AB: Wix is a web-top publishing platform. It’s a software company pretending to be web 2.0. Wix lets you access publishing media, it’s liberating. Widgets is just a format for them. Wix provides a unified platform that let users take input from any source, clip art, flash elements and either embed into their own flash site or turn it turn it into a widget, flyer, blog, etc. The product took 2 years to develop and it is very robust.
VC Cafe: What’s the main ‘pain’ Wix is solving?
AB: The company was conceived from the entrepreneurs frustration to start websites that look good and are easy to program. If you know html and flash and you can work with dreamweaver, great. The majority doesn’t. At that point, your other option is templates, like template monster. There is a void in the middle for consumers and small businesses. For example a flower shop – you want to create a site and send a flyer for your 500 customers when you have an event. It’s hard to do – you need to contact designers, programmers etc, but Wix gets your a professional flash site with no prior knowledge required.
VC Cafe: Can you tell me a little bit about the funding of Wix?
AB: So far Wix has raised $5 million from Bessemer and Mangrove (investors of Skype) and private investors including Alon tirosh. As a VC I’ve seen the good years and the bad and it gave me a lot of experience in building companies. We have money, a good product and a great team.
VC Cafe: So what is your target market exactly?
AB: We’re giving a wide variaty of people the technology to do something that they couldn’t do before. Graphic designers that couldn’t program, suddenly can offer service for the web.

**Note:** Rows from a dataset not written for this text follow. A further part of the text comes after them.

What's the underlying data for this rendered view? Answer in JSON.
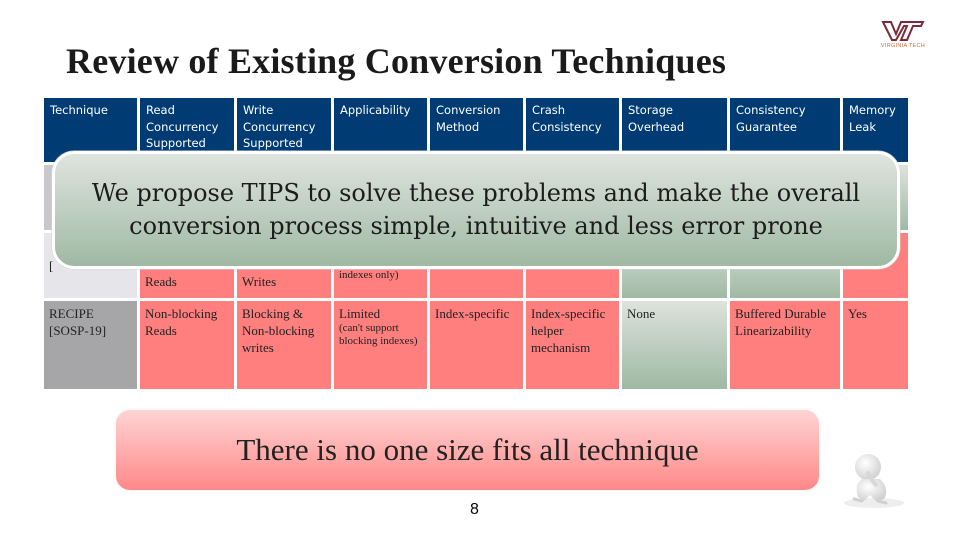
{
  "slide": {
    "title": "Review of Existing Conversion Techniques",
    "logo_text": "VIRGINIA TECH",
    "page_number": "8"
  },
  "table": {
    "headers": [
      "Technique",
      "Read Concurrency Supported",
      "Write Concurrency Supported",
      "Applicability",
      "Conversion Method",
      "Crash Consistency",
      "Storage Overhead",
      "Consistency Guarantee",
      "Memory Leak"
    ],
    "rows": [
      {
        "cells": [
          "",
          "",
          "",
          "",
          "",
          "",
          "",
          "",
          ""
        ],
        "status": [
          "neutral",
          "hidden",
          "hidden",
          "hidden",
          "hidden",
          "hidden",
          "hidden",
          "hidden",
          "good"
        ]
      },
      {
        "cells": [
          "[",
          "Reads",
          "Writes",
          "indexes only)",
          "",
          "",
          "",
          "",
          ""
        ],
        "status": [
          "neutral",
          "bad",
          "bad",
          "bad",
          "bad",
          "bad",
          "good",
          "good",
          "bad"
        ]
      },
      {
        "cells": [
          "RECIPE [SOSP-19]",
          "Non-blocking Reads",
          "Blocking & Non-blocking writes",
          "Limited",
          "Index-specific",
          "Index-specific helper mechanism",
          "None",
          "Buffered Durable Linearizability",
          "Yes"
        ],
        "applicability_note": "(can't support blocking indexes)",
        "status": [
          "neutral",
          "bad",
          "bad",
          "bad",
          "bad",
          "bad",
          "good",
          "bad",
          "bad"
        ]
      }
    ]
  },
  "overlay": {
    "line1": "We propose TIPS to solve these problems and make the overall",
    "line2": "conversion process simple, intuitive and less error prone"
  },
  "banner": {
    "text": "There is no one size fits all technique"
  },
  "colors": {
    "header_bg": "#003b73",
    "bad": "#ff7f7f",
    "good_top": "#dde3dd",
    "good_bottom": "#9fb9a3",
    "banner_top": "#ffd4d4",
    "banner_bottom": "#ff8888"
  },
  "icons": {
    "logo": "virginia-tech-logo",
    "figure": "thinking-person-figure"
  }
}
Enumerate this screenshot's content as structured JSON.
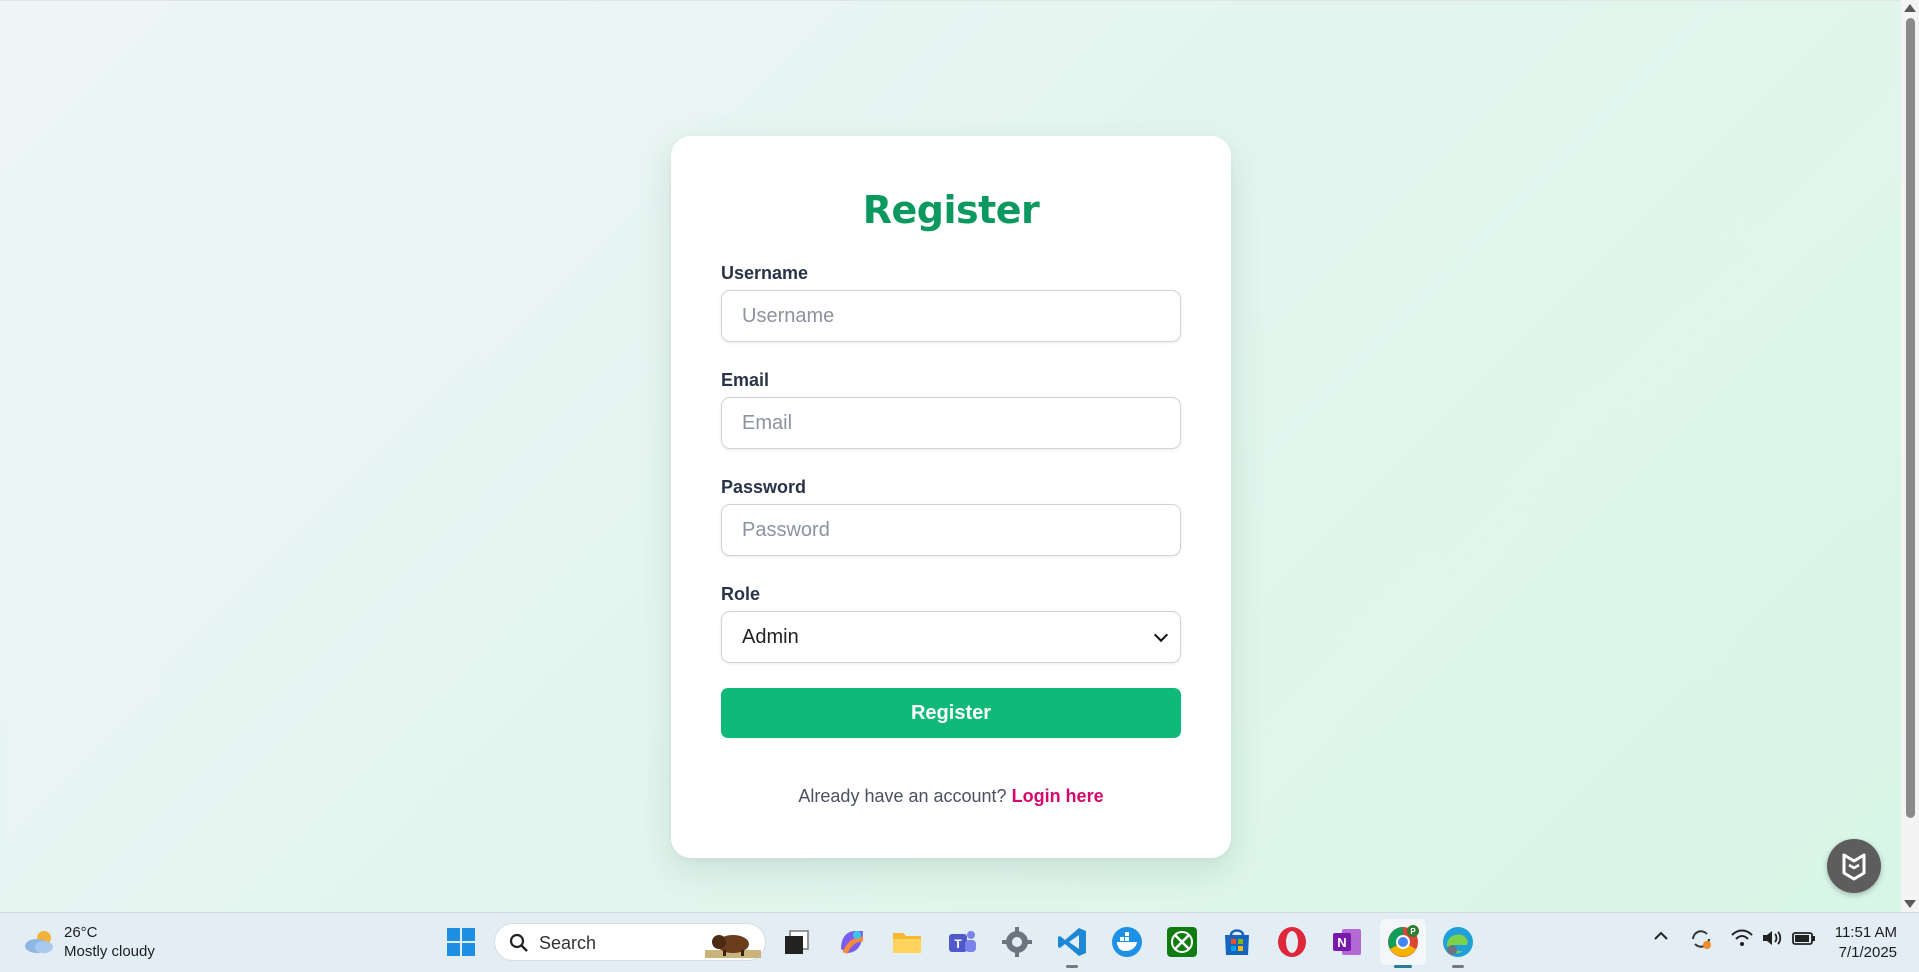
{
  "form": {
    "title": "Register",
    "username_label": "Username",
    "username_placeholder": "Username",
    "email_label": "Email",
    "email_placeholder": "Email",
    "password_label": "Password",
    "password_placeholder": "Password",
    "role_label": "Role",
    "role_value": "Admin",
    "submit_label": "Register",
    "footer_text": "Already have an account?",
    "login_link": "Login here"
  },
  "taskbar": {
    "weather_temp": "26°C",
    "weather_desc": "Mostly cloudy",
    "search_label": "Search",
    "time": "11:51 AM",
    "date": "7/1/2025"
  },
  "colors": {
    "title": "#0b9960",
    "button": "#0fba78",
    "link": "#d6086c"
  }
}
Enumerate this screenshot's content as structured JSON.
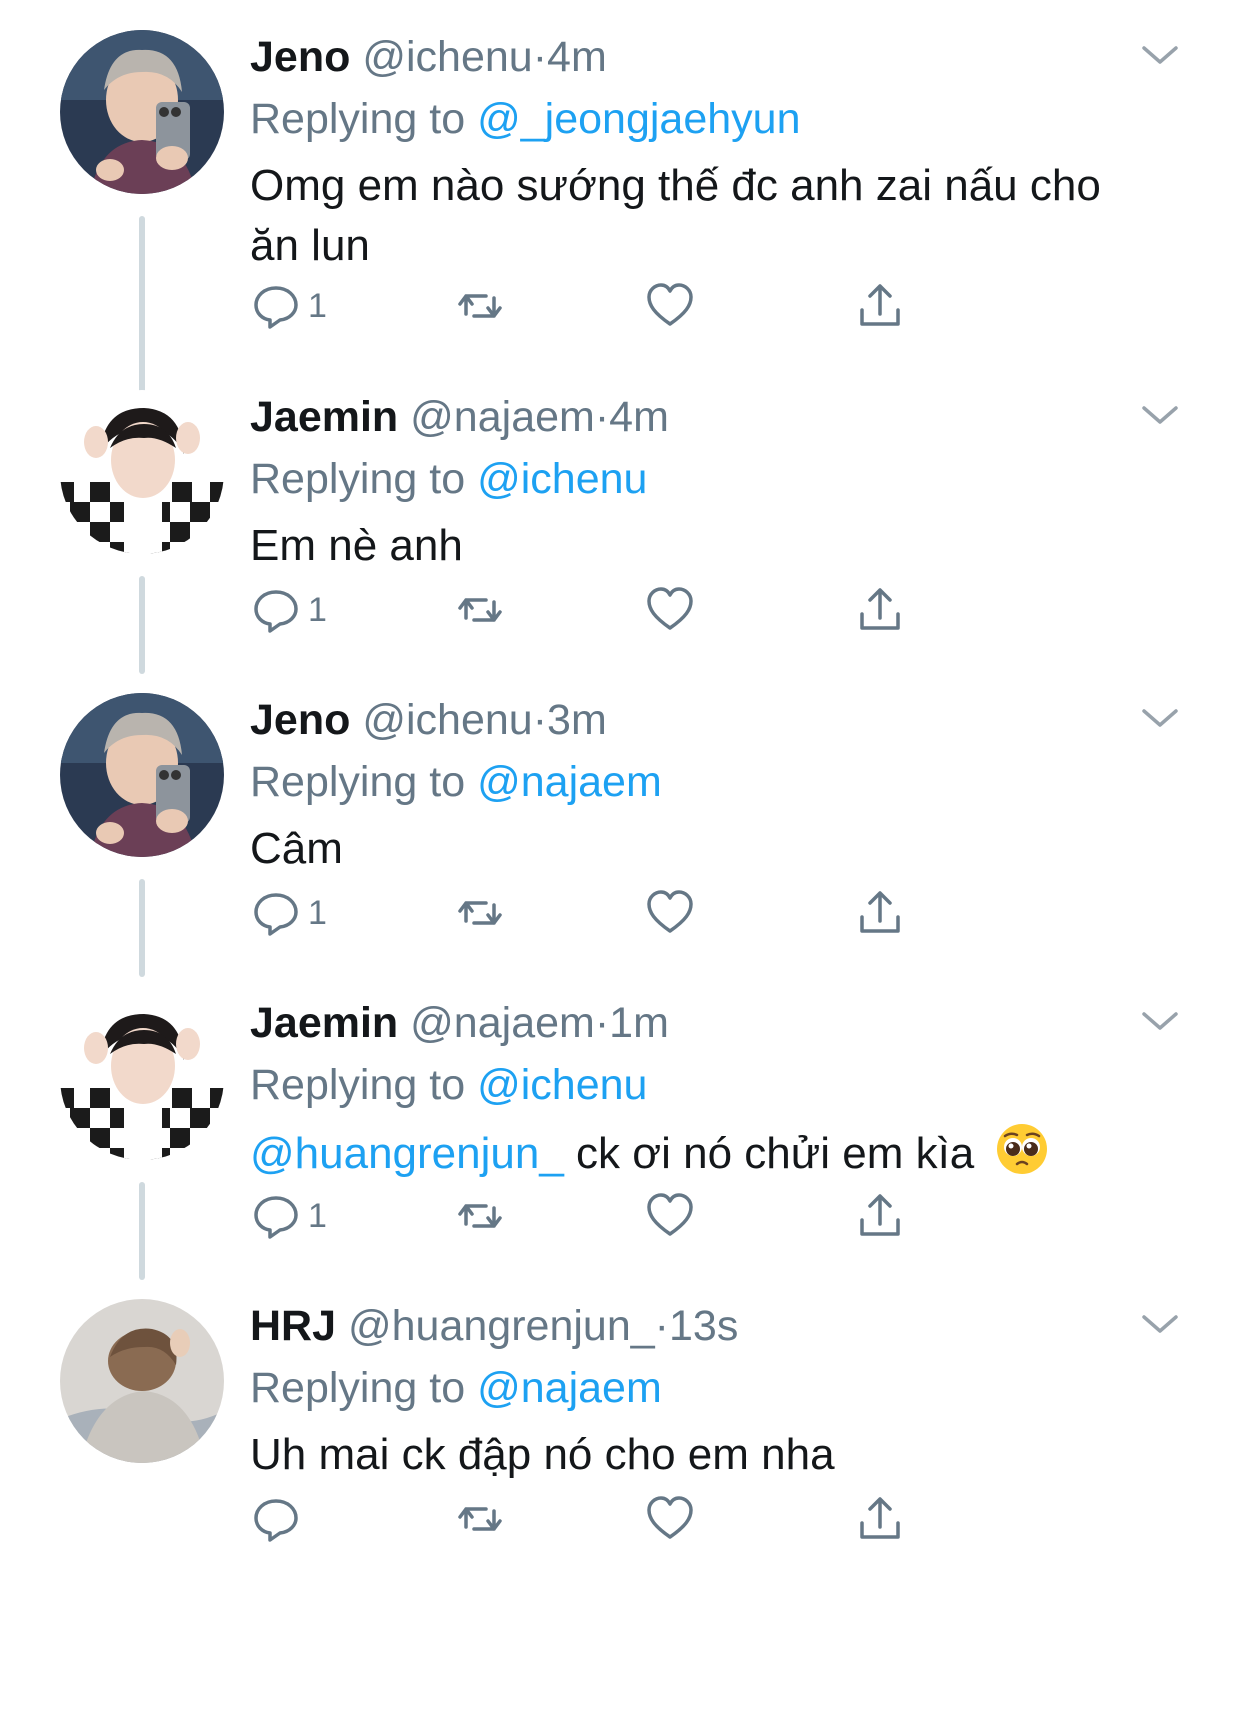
{
  "tweets": [
    {
      "name": "Jeno",
      "handle": "@ichenu",
      "dot": "·",
      "time": "4m",
      "replying_prefix": "Replying to",
      "replying_to": "@_jeongjaehyun",
      "text": "Omg em nào sướng thế đc anh zai nấu cho ăn lun",
      "reply_count": "1",
      "avatar": "avatar-jeno"
    },
    {
      "name": "Jaemin",
      "handle": "@najaem",
      "dot": "·",
      "time": "4m",
      "replying_prefix": "Replying to",
      "replying_to": "@ichenu",
      "text": "Em nè anh",
      "reply_count": "1",
      "avatar": "avatar-jaemin"
    },
    {
      "name": "Jeno",
      "handle": "@ichenu",
      "dot": "·",
      "time": "3m",
      "replying_prefix": "Replying to",
      "replying_to": "@najaem",
      "text": "Câm",
      "reply_count": "1",
      "avatar": "avatar-jeno"
    },
    {
      "name": "Jaemin",
      "handle": "@najaem",
      "dot": "·",
      "time": "1m",
      "replying_prefix": "Replying to",
      "replying_to": "@ichenu",
      "text_mention": "@huangrenjun_",
      "text": "ck ơi nó chửi em kìa",
      "emoji": "pleading-face-emoji",
      "reply_count": "1",
      "avatar": "avatar-jaemin"
    },
    {
      "name": "HRJ",
      "handle": "@huangrenjun_",
      "dot": "·",
      "time": "13s",
      "replying_prefix": "Replying to",
      "replying_to": "@najaem",
      "text": "Uh mai ck đập nó cho em nha",
      "reply_count": "",
      "avatar": "avatar-hrj"
    }
  ],
  "icons": {
    "reply": "reply-icon",
    "retweet": "retweet-icon",
    "like": "heart-icon",
    "share": "share-icon",
    "caret": "chevron-down-icon"
  },
  "colors": {
    "link": "#1da1f2",
    "secondary_text": "#657786",
    "primary_text": "#14171a",
    "thread_line": "#cfd9de"
  }
}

Small business owners can now develop their own sites and content creators can now make their own widgets.
VC Cafe: I’m sure some of the readers are wondering – Business model?
AB: A few elements will drive revenue:
1) Advertising in the flash editor – Users on Wix are engaged and spent a lot of time on the site.
2) Virtual content – people will buy premium content
3) Partnerships – today there’s a partner API that lets you take the Wix editor. We can partner with advertising firms, media etc to drive user generated content in the form of design contests, etc. If you can give users engagement, deep, with content that they own, they will blow you away.
4) Another element is hosting and other services. Pricing will be low and the value that the user gets is high.
VC Cafe: Isn’t there a problem with flash and SEO? (Search engines can’t ‘read’ flash content)
AB: Google reads our site like a regular site. Everything on the site is searchable. Google receives an XML feed, and to test it you can try searching on Wix.com. Our site is built on Wix technology.
VC Cafe: The market is pretty saturated with companies offering users content creation tools. What’s your penetration strategy?
AB: At the end of the day, we’re going to succeed or fail for the product quality and all the other strategies are ’nice to have’. We are still in closed beta because we are testing the scalability, among other things, so having a great product is definitely a priority for us. We need to see how easy it is for us to acquire customers. Opening the beta for everyone is a big milestone for us.
VC Café: What have you learned from your users during the beta?
AB: We’ve pleasantly surprised to find that a large percentage of our users, use Wix a lot. We’re constantly testing new UIs on our homepage and keeping the changes users like. We’ve also received plenty of feedback from our beta testers who helped us QA the system and asked us for features like ‘Undo’, which will come out in a few weeks. Users also asked for Hebrew support, but unfortunately it’s dependant on Adobe. We have a list of 1000 features in the queue.
VC Cafe: What companies or services do you consider as competition?
AB: We were compared to Sprout, although their product is aimed for professionals that want to create widgets and banners online. Wix is primarily addressing consumers, and not only widgets but also full site creation. Competition is a good thing, you can do market education together.
*Side note: Sprout recently raised $5 million led by Polaris and Global Venture Capital, bringing them to a total of $8.3M to date.